Competency Models Show Clear Career Pathways
Jeannine Kunz, Vice President, Tooling U-SME on
September 30, 2015
More than ever, employees insist on seeing clear career pathways. World-class companies know that creating and administering a formal training program supporting this desire is a competitive advantage.
Competency models – a structured system to develop the needed knowledge, skills and abilities for specific jobs – are increasingly used as a best practice to build and retain high-performance teams.
Competency models provide a structured way to look at job progression, job assessment and workforce planning and also to help identify gaps and put training in place to address them. Having a system in place to codify knowledge and skills required for specific job roles, with an aligned curriculum, is also critical for combatting the current and pending talent gap.
For instance, Tooling U-SME’s Competency Framework focuses on job roles and their associated competencies and behaviors. Each job role competency model includes mapping to relevant Tooling U-SME training resources to help employees grow to the next level.
To integrate competency models, the first step is for human resources to work with production and operations managers to develop job descriptions that accurately define the qualifications needed by workers and include both knowledge and skills. This creates a sustainable program from hiring through advancement.
This common “language” allows productive conversations related to performance management and individual development plans.
Tied to the bottom line, a standardized learning and development program that is methodical and visible can help companies provide their employees with the ongoing learning and feedback that most crave.
As the process of training has become much more sophisticated, a formal program using competency models has other advantages for manufacturers. Years ago, companies might check a box to indicate training had been completed. Today there are a lot more rules, regulations and documentation. For instance, think about the more stringent guidelines for ISO certification.
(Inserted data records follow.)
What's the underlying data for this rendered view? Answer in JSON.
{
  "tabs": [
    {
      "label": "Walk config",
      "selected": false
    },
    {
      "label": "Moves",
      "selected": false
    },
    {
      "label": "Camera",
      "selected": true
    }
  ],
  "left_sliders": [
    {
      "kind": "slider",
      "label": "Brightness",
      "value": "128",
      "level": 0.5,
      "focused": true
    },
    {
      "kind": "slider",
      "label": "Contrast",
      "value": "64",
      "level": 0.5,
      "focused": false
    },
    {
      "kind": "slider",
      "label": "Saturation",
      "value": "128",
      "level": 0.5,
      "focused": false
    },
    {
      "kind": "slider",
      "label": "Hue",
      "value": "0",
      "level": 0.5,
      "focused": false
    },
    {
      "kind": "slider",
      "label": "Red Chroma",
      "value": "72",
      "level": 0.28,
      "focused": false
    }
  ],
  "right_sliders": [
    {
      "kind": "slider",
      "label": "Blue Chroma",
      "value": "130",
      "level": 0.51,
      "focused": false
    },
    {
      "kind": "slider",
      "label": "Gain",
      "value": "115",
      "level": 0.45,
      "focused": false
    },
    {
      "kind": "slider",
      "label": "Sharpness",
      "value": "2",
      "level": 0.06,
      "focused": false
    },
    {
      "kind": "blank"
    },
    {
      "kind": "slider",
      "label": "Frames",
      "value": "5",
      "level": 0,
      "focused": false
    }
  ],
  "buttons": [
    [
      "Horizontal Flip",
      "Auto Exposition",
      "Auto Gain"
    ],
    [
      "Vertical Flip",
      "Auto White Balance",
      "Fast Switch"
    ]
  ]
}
It’s necessary now to validate that knowledge has been transferred – not just that a class has been completed. Manufacturers want to know that an employee is able to apply the knowledge provided in the class.
The big benefit to manufacturers and employees is that these models help identify competency gaps accurately and initiate precise training to address those gaps, positively impacting production, quality, innovation and the ability to meet customer demands.
Using competencies, manufacturers now have a method to document expectations and plans to help employees reach those expectations and beyond, supporting both career growth and the bottom line.